En dépit du fait que la question palestinienne est au cœur du conflit israélo-arabe, la dimension régionale doit être prise en compte. Les progrès réalisés en faveur de l’intermédiaire palestinien risquent d’être sapés si des progrès parallèles ne sont pas réalisés pour ce qui est des intermédiaires libanais et syrien. En outre, les développements dans la région élargie du Moyen-Orient influent, souvent de manière négative, sur le processus de paix et c’est pourquoi l’Initiative de paix arabe revêt une importance vitale car elle fournit le cadre régional nécessaire pour promouvoir la paix durable.

Sans aucun doute, un paramètre fondamental pour maintenir l’élan insufflé au processus de paix est la situation sur le terrain. Dans ce cadre, il est nécessaire d’éviter les actes unilatéraux qui pourraient influencer l’issue des négociations menées sur le statut définitif ce qui donnera lieu à des situations de facto.

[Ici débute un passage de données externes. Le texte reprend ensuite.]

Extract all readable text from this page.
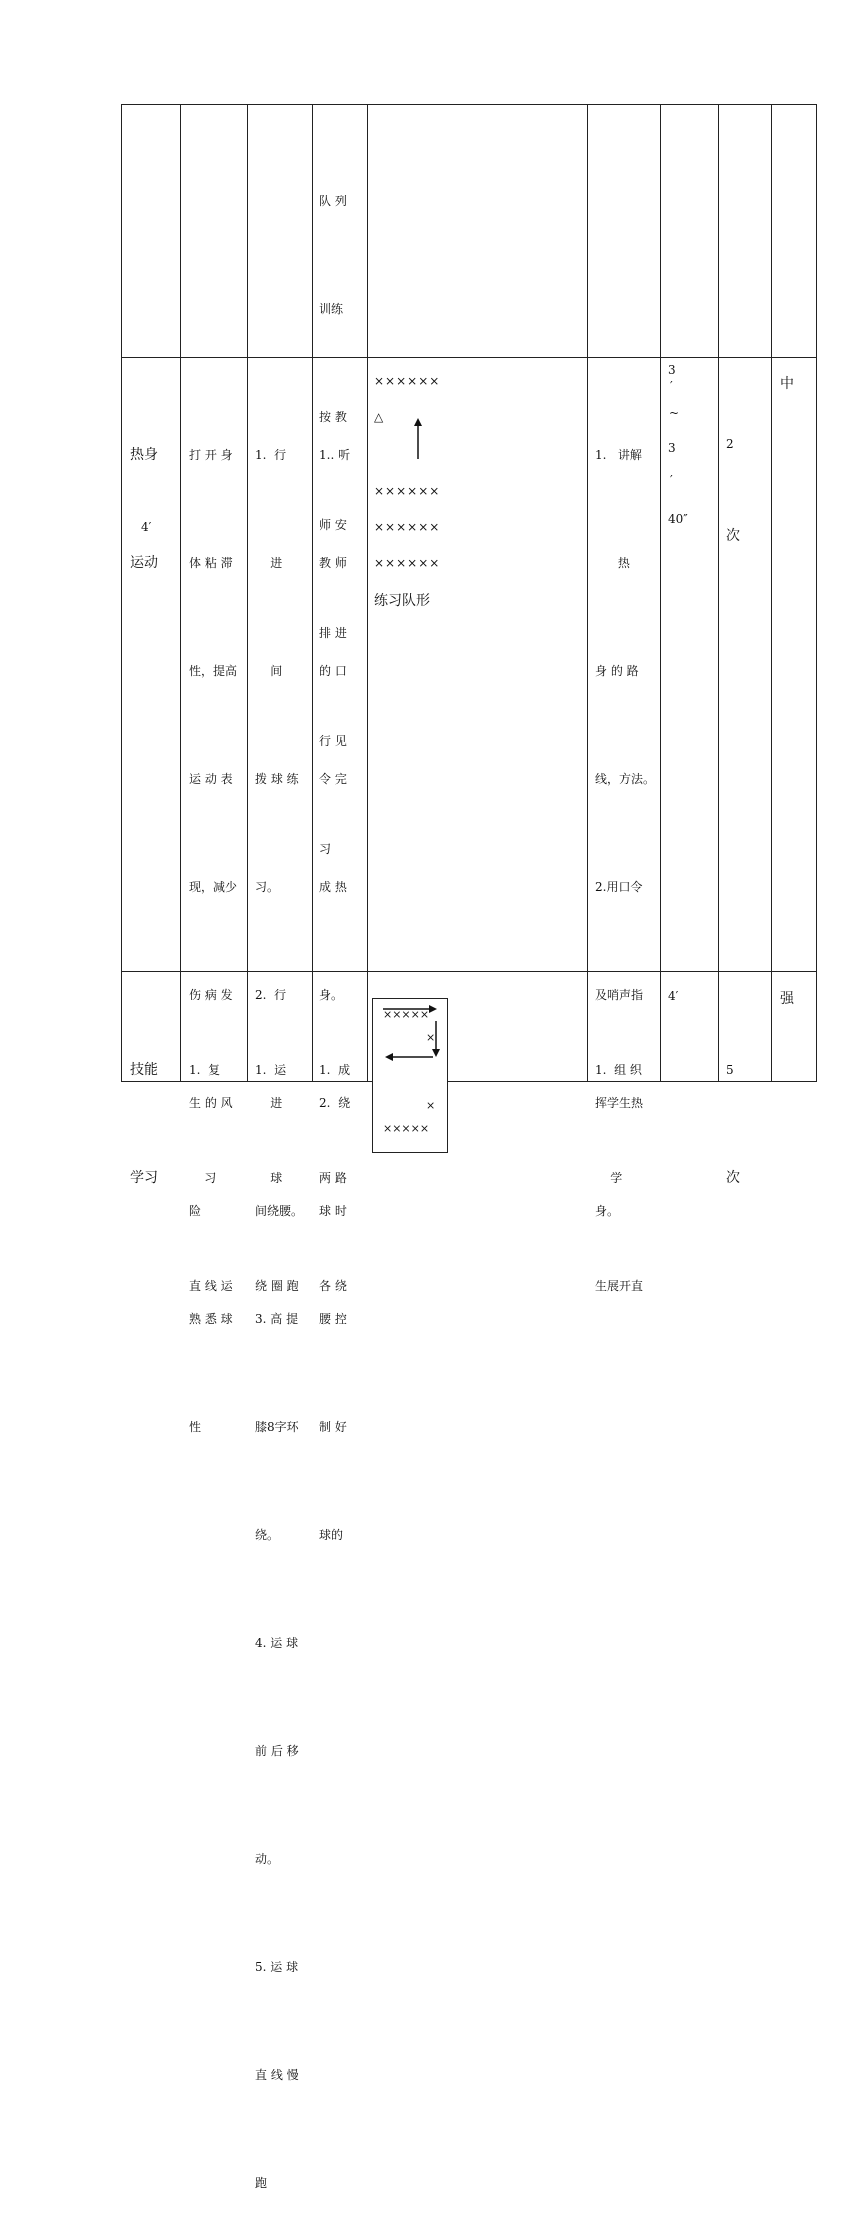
队 列

训练

按 教

师 安

排 进

行 见

习

热身

运动

4′

打 开 身

体 粘 滞

性，提高

运 动 表

现，减少

伤 病 发

生 的 风

险

熟 悉 球

性

1.  行

进

间

拨 球 练

习。

2.  行

进

间绕腰。

3. 高 提

膝8字环

绕。

4. 运 球

前 后 移

动。

5. 运 球

直 线 慢

跑

1.. 听

教 师

的 口

令 完

成 热

身。

2.  绕

球 时

腰 控

制 好

球的

××××××
△
××××××
××××××
××××××
练习队形

1.   讲解

热

身 的 路

线，方法。

2.用口令

及哨声指

挥学生热

身。

3
′
~
3
′
40″

2

次

中

技能

学习

1.  复

习

直 线 运

1.  运

球

绕 圈 跑

1.  成

两 路

各 绕

×××××
×
×
×××××

1.  组 织

学

生展开直

4′

5

次

强
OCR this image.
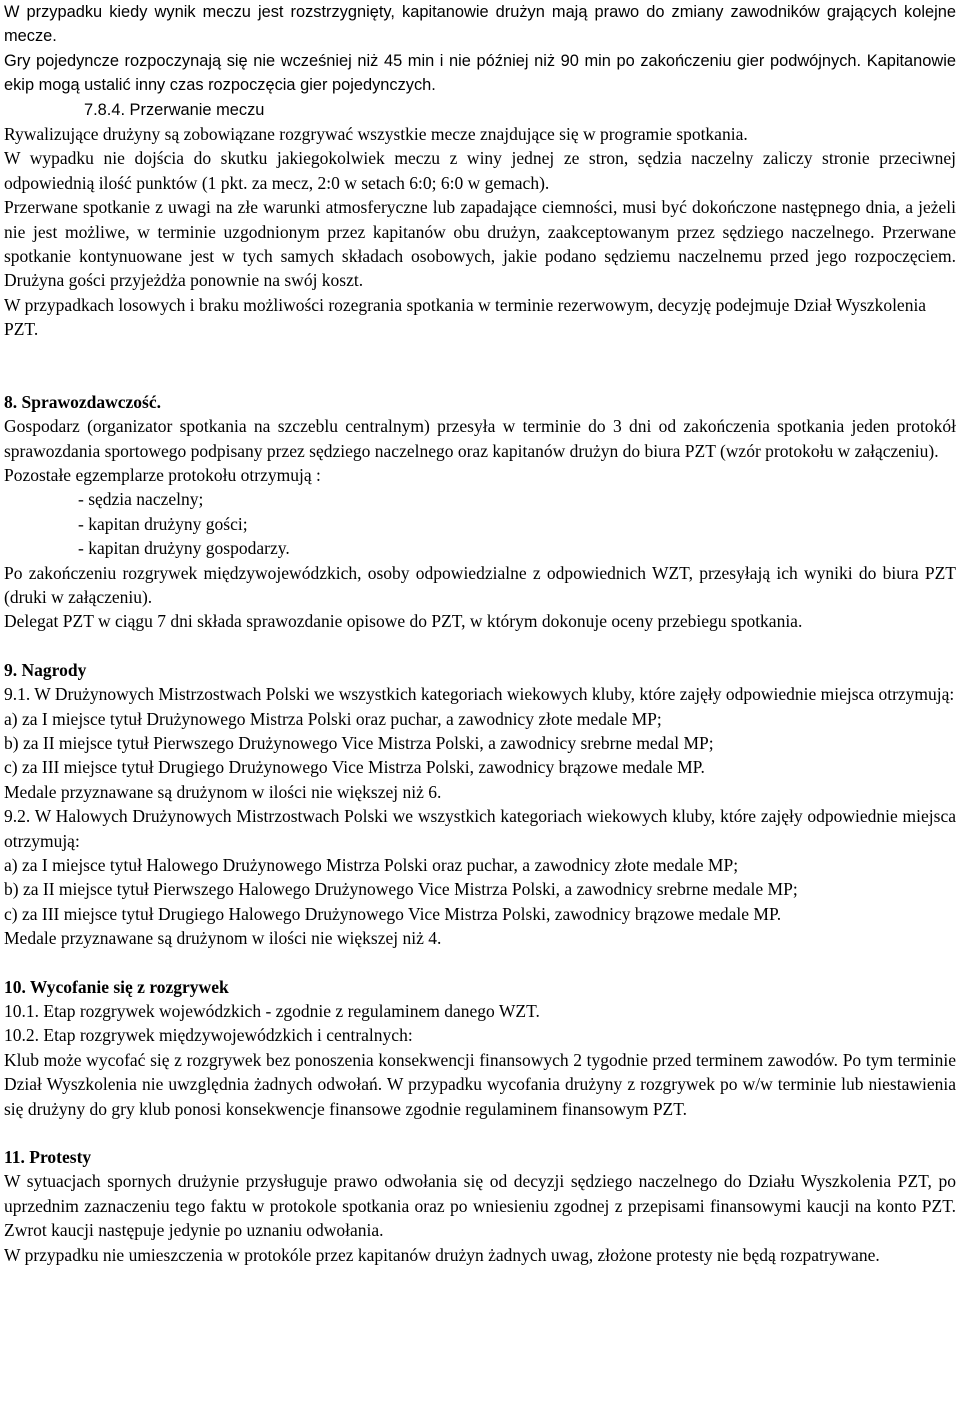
W przypadku kiedy wynik meczu jest rozstrzygnięty, kapitanowie drużyn mają prawo do zmiany zawodników grających kolejne mecze.

Gry pojedyncze rozpoczynają się nie wcześniej niż 45 min i nie później niż 90 min po zakończeniu gier podwójnych. Kapitanowie ekip mogą ustalić inny czas rozpoczęcia gier pojedynczych.

7.8.4. Przerwanie meczu

Rywalizujące drużyny są zobowiązane rozgrywać wszystkie mecze znajdujące się w programie spotkania.

W wypadku nie dojścia do skutku jakiegokolwiek meczu z winy jednej ze stron, sędzia naczelny zaliczy stronie przeciwnej odpowiednią ilość punktów (1 pkt. za mecz, 2:0 w setach 6:0; 6:0 w gemach).

Przerwane spotkanie z uwagi na złe warunki atmosferyczne lub zapadające ciemności, musi być dokończone następnego dnia, a jeżeli nie jest możliwe, w terminie uzgodnionym przez kapitanów obu drużyn, zaakceptowanym przez sędziego naczelnego. Przerwane spotkanie kontynuowane jest w tych samych składach osobowych, jakie podano sędziemu naczelnemu przed jego rozpoczęciem. Drużyna gości przyjeżdża ponownie na swój koszt.

W przypadkach losowych i braku możliwości rozegrania spotkania w terminie rezerwowym, decyzję podejmuje Dział Wyszkolenia PZT.

8. Sprawozdawczość.

Gospodarz (organizator spotkania na szczeblu centralnym) przesyła w terminie do 3 dni od zakończenia spotkania jeden protokół sprawozdania sportowego podpisany przez sędziego naczelnego oraz kapitanów drużyn do biura PZT (wzór protokołu w załączeniu).

Pozostałe egzemplarze protokołu otrzymują :

- sędzia naczelny;

- kapitan drużyny gości;

- kapitan drużyny gospodarzy.

Po zakończeniu rozgrywek międzywojewódzkich, osoby odpowiedzialne z odpowiednich WZT, przesyłają ich wyniki do biura PZT (druki w załączeniu).

Delegat PZT w ciągu 7 dni składa sprawozdanie opisowe do PZT, w którym dokonuje oceny przebiegu spotkania.

9. Nagrody

9.1. W Drużynowych Mistrzostwach Polski we wszystkich kategoriach wiekowych kluby, które zajęły odpowiednie miejsca otrzymują:

a) za I miejsce tytuł Drużynowego Mistrza Polski oraz puchar, a zawodnicy złote medale MP;

b) za II miejsce tytuł Pierwszego Drużynowego Vice Mistrza Polski, a zawodnicy srebrne medal MP;

c) za III miejsce tytuł Drugiego Drużynowego Vice Mistrza Polski, zawodnicy brązowe medale MP.

Medale przyznawane są drużynom w ilości nie większej niż 6.

9.2. W Halowych Drużynowych Mistrzostwach Polski we wszystkich kategoriach wiekowych kluby, które zajęły odpowiednie miejsca otrzymują:

a) za I miejsce tytuł Halowego Drużynowego Mistrza Polski oraz puchar, a zawodnicy złote medale MP;

b) za II miejsce tytuł Pierwszego Halowego Drużynowego Vice Mistrza Polski, a zawodnicy srebrne medale MP;

c) za III miejsce tytuł Drugiego Halowego Drużynowego Vice Mistrza Polski, zawodnicy brązowe medale MP.

Medale przyznawane są drużynom w ilości nie większej niż 4.

10. Wycofanie się z rozgrywek

10.1. Etap rozgrywek wojewódzkich - zgodnie z regulaminem danego WZT.

10.2. Etap rozgrywek międzywojewódzkich i centralnych:

Klub może wycofać się z rozgrywek bez ponoszenia konsekwencji finansowych 2 tygodnie przed terminem zawodów. Po tym terminie Dział Wyszkolenia nie uwzględnia żadnych odwołań. W przypadku wycofania drużyny z rozgrywek po w/w terminie lub niestawienia się drużyny do gry klub ponosi konsekwencje finansowe zgodnie regulaminem finansowym PZT.

11. Protesty

W sytuacjach spornych drużynie przysługuje prawo odwołania się od decyzji sędziego naczelnego do Działu Wyszkolenia PZT, po uprzednim zaznaczeniu tego faktu w protokole spotkania oraz po wniesieniu zgodnej z przepisami finansowymi kaucji na konto PZT. Zwrot kaucji następuje jedynie po uznaniu odwołania.

W przypadku nie umieszczenia w protokóle przez kapitanów drużyn żadnych uwag, złożone protesty nie będą rozpatrywane.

Cela est également valable dans le cas des activités de colonisation israéliennes dans les territoires occupés palestiniens, une pratique qui n’est pas conforme au droit international. Dans ce cadre, la Grèce ne reconnaîtra pas les changements portant sur le statut territorial d’avant 1967, sauf si ceux-ci sont convenus entre les deux parties, une position qui a d’ailleurs été adoptée tant par l’UE que par le Quartet.

Dans le même temps, toutefois, les actions donnant lieu à un cercle de violence vicieux qui alimente le conflit doivent être évitées.

Il y a urgence à faire face à la lutte humanitaire à Gaza. Il est également important de préparer le terrain afin que les Palestiniens obtiennent progressivement la possibilité de mettre en place des structures organisées tant au niveau de l’économie qu’à celui des institutions en vue de procéder sans heurts à la création d’un Etat palestinien. Tel est justement l’objectif du plan du Premier ministre palestinien, M. Fayad, un plan dont l’application a été à ce jour un succès.

L’Union européenne joue un rôle de premier plan dans ce sens. Non seulement elle est le principal fournisseur d’aide économique et humanitaire aux Palestiniens mais, dans le même temps, elle peut considérablement contribuer à la mise en place des institutions et des infrastructures publiques tout en préparant le terrain en vue de la création d’un nouvel Etat palestinien.